В Балтийском море тоже может иссякнуть жизнь: поверхность его сильно опреснена из-за множества впадающих рек, поэтому тяжелые соленые воды держатся возле дна. Во время частых штормов происходит смещение слоев, так глубинные воды получают кислород для жизни. Вернее, так было. А теперь?
Группой специалистов установлен «диагноз»: полузамкнутые акватории — Северное, Балтийское и Средиземное моря сильно загрязняются. На Балтике и в отдельных районах Северного моря катастрофически сокращаются популяции морских млекопитающих, жизнь гибнет.
Радиоактивные отходы, мусор, сточные воды с высокой концентрацией в них металлов попадают в моря с водами рек.

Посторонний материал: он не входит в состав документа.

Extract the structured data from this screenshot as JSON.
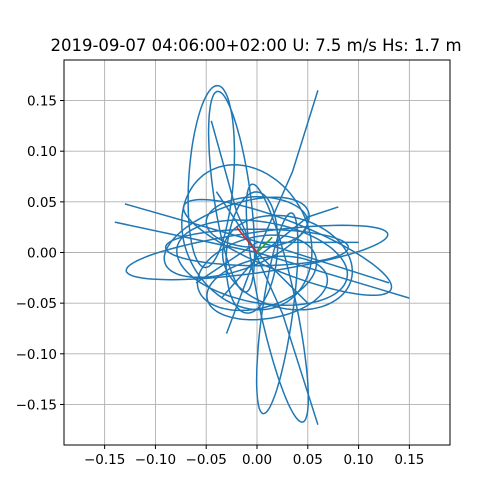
{
  "chart_data": {
    "type": "line",
    "title": "2019-09-07 04:06:00+02:00 U: 7.5 m/s Hs: 1.7 m",
    "xlabel": "",
    "ylabel": "",
    "xlim": [
      -0.19,
      0.19
    ],
    "ylim": [
      -0.19,
      0.19
    ],
    "grid": true,
    "xticks": [
      -0.15,
      -0.1,
      -0.05,
      0.0,
      0.05,
      0.1,
      0.15
    ],
    "xtick_labels": [
      "−0.15",
      "−0.10",
      "−0.05",
      "0.00",
      "0.05",
      "0.10",
      "0.15"
    ],
    "yticks": [
      -0.15,
      -0.1,
      -0.05,
      0.0,
      0.05,
      0.1,
      0.15
    ],
    "ytick_labels": [
      "−0.15",
      "−0.10",
      "−0.05",
      "0.00",
      "0.05",
      "0.10",
      "0.15"
    ],
    "series": [
      {
        "name": "trajectory",
        "color": "#1f77b4",
        "ellipses": [
          {
            "cx": -0.045,
            "cy": 0.075,
            "rx": 0.022,
            "ry": 0.09,
            "rot": -4
          },
          {
            "cx": 0.0,
            "cy": 0.0,
            "rx": 0.13,
            "ry": 0.02,
            "rot": 8
          },
          {
            "cx": 0.02,
            "cy": -0.05,
            "rx": 0.018,
            "ry": 0.12,
            "rot": 12
          },
          {
            "cx": 0.005,
            "cy": -0.01,
            "rx": 0.085,
            "ry": 0.04,
            "rot": -10
          },
          {
            "cx": 0.03,
            "cy": 0.005,
            "rx": 0.11,
            "ry": 0.025,
            "rot": -22
          },
          {
            "cx": -0.01,
            "cy": 0.015,
            "rx": 0.06,
            "ry": 0.075,
            "rot": 30
          },
          {
            "cx": 0.0,
            "cy": -0.02,
            "rx": 0.06,
            "ry": 0.035,
            "rot": 15
          },
          {
            "cx": -0.025,
            "cy": 0.06,
            "rx": 0.018,
            "ry": 0.1,
            "rot": 8
          },
          {
            "cx": 0.02,
            "cy": -0.06,
            "rx": 0.015,
            "ry": 0.1,
            "rot": -8
          },
          {
            "cx": 0.0,
            "cy": 0.005,
            "rx": 0.09,
            "ry": 0.018,
            "rot": 0
          },
          {
            "cx": -0.02,
            "cy": 0.015,
            "rx": 0.075,
            "ry": 0.032,
            "rot": 20
          },
          {
            "cx": 0.03,
            "cy": -0.01,
            "rx": 0.065,
            "ry": 0.045,
            "rot": -15
          },
          {
            "cx": 0.0,
            "cy": 0.03,
            "rx": 0.05,
            "ry": 0.025,
            "rot": 0
          },
          {
            "cx": 0.01,
            "cy": -0.035,
            "rx": 0.06,
            "ry": 0.03,
            "rot": 10
          },
          {
            "cx": -0.005,
            "cy": 0.0,
            "rx": 0.025,
            "ry": 0.06,
            "rot": -5
          }
        ],
        "strokes": [
          [
            [
              -0.13,
              0.048
            ],
            [
              0.02,
              0.005
            ],
            [
              0.13,
              -0.03
            ]
          ],
          [
            [
              -0.14,
              0.03
            ],
            [
              0.0,
              0.0
            ],
            [
              0.15,
              -0.045
            ]
          ],
          [
            [
              -0.045,
              0.13
            ],
            [
              -0.02,
              0.04
            ],
            [
              0.025,
              -0.06
            ],
            [
              0.06,
              -0.17
            ]
          ],
          [
            [
              -0.035,
              -0.045
            ],
            [
              0.0,
              -0.005
            ],
            [
              0.05,
              0.035
            ],
            [
              0.08,
              0.045
            ]
          ],
          [
            [
              0.06,
              0.16
            ],
            [
              0.035,
              0.08
            ],
            [
              0.0,
              0.0
            ],
            [
              -0.03,
              -0.08
            ]
          ],
          [
            [
              -0.06,
              -0.03
            ],
            [
              0.0,
              0.01
            ],
            [
              0.1,
              0.01
            ]
          ],
          [
            [
              -0.04,
              0.06
            ],
            [
              0.0,
              0.0
            ],
            [
              0.05,
              -0.05
            ]
          ]
        ]
      },
      {
        "name": "red-vector",
        "color": "#d62728",
        "points": [
          [
            0.0,
            0.0
          ],
          [
            -0.02,
            0.025
          ]
        ]
      },
      {
        "name": "green-vector",
        "color": "#2ca02c",
        "points": [
          [
            0.0,
            0.0
          ],
          [
            0.015,
            0.015
          ]
        ]
      }
    ]
  }
}
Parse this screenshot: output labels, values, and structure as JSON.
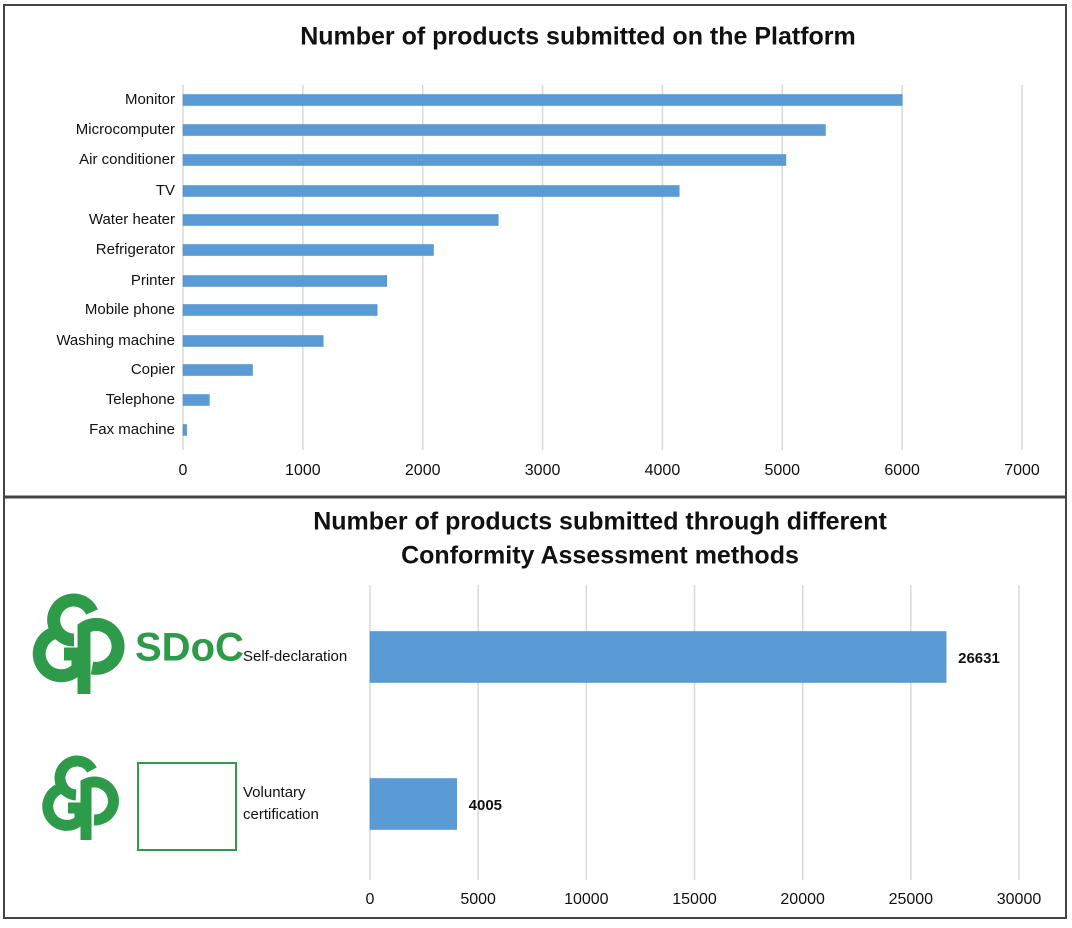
{
  "chart_data": [
    {
      "type": "bar",
      "orientation": "horizontal",
      "title": "Number of products submitted on the Platform",
      "categories": [
        "Monitor",
        "Microcomputer",
        "Air conditioner",
        "TV",
        "Water heater",
        "Refrigerator",
        "Printer",
        "Mobile phone",
        "Washing machine",
        "Copier",
        "Telephone",
        "Fax machine"
      ],
      "values": [
        6000,
        5360,
        5030,
        4140,
        2630,
        2090,
        1700,
        1620,
        1170,
        580,
        220,
        30
      ],
      "color": "#5b9bd5",
      "xlim": [
        0,
        7000
      ],
      "xticks": [
        0,
        1000,
        2000,
        3000,
        4000,
        5000,
        6000,
        7000
      ],
      "grid": true
    },
    {
      "type": "bar",
      "orientation": "horizontal",
      "title": [
        "Number of products submitted through different",
        "Conformity Assessment methods"
      ],
      "categories": [
        "Self-declaration",
        "Voluntary certification"
      ],
      "values": [
        26631,
        4005
      ],
      "color": "#5b9bd5",
      "xlim": [
        0,
        30000
      ],
      "xticks": [
        0,
        5000,
        10000,
        15000,
        20000,
        25000,
        30000
      ],
      "grid": true,
      "annotations": [
        "SDoC"
      ]
    }
  ]
}
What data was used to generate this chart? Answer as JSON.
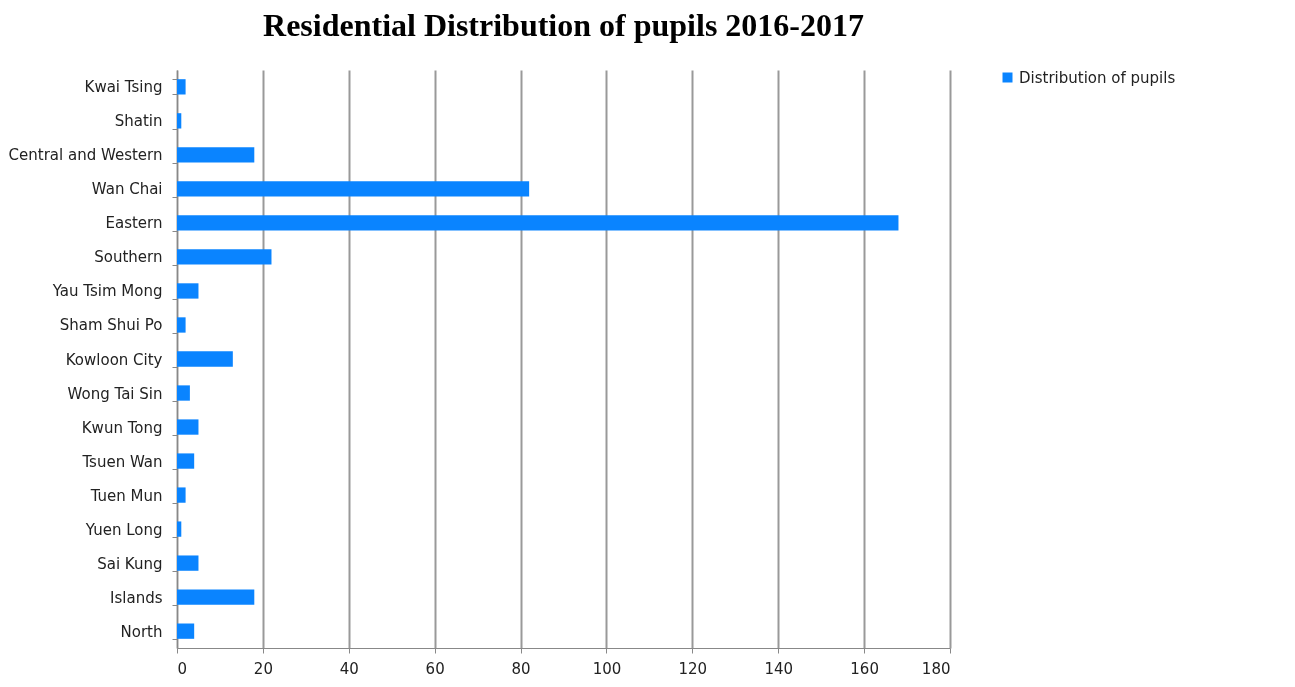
{
  "chart_data": {
    "type": "bar",
    "title": "Residential Distribution of pupils 2016-2017",
    "orientation": "horizontal",
    "categories": [
      "Kwai Tsing",
      "Shatin",
      "Central and Western",
      "Wan Chai",
      "Eastern",
      "Southern",
      "Yau Tsim Mong",
      "Sham Shui Po",
      "Kowloon City",
      "Wong Tai Sin",
      "Kwun Tong",
      "Tsuen Wan",
      "Tuen Mun",
      "Yuen Long",
      "Sai Kung",
      "Islands",
      "North"
    ],
    "series": [
      {
        "name": "Distribution of pupils",
        "color": "#0a84ff",
        "values": [
          2,
          1,
          18,
          82,
          168,
          22,
          5,
          2,
          13,
          3,
          5,
          4,
          2,
          1,
          5,
          18,
          4
        ]
      }
    ],
    "xlim": [
      0,
      180
    ],
    "xticks": [
      0,
      20,
      40,
      60,
      80,
      100,
      120,
      140,
      160,
      180
    ],
    "grid": "x",
    "legend": "right"
  }
}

— А какая глубина Балтики?
— Всего шестьдесят метров.
Сквозь мутное, забрызганное стекло наружной галереи видно, как клюет носом рыбацкое судно, по самые мачты зарываясь в пену. Временами горизонт оказывается выше иллюминатора, и кажется, корабль съезжает с горы.
Алексеев
Приближаемся к Килю. На палубах ветер, вода иссечена рябью. Ядовито-зеленые буйки по фарватеру оснащены звуковым сигналом. Покачиваются на взбудораженной воде, издают стонущие звуки, будто, выставив глаза-перископы, переговариваются подводные чудища. Неподалеку, полупогрузившись, разрезает воду подводная лодка, а за ней, как на привязи, сохраняя дистанцию, с полдюжины темно-серых сторожевиков.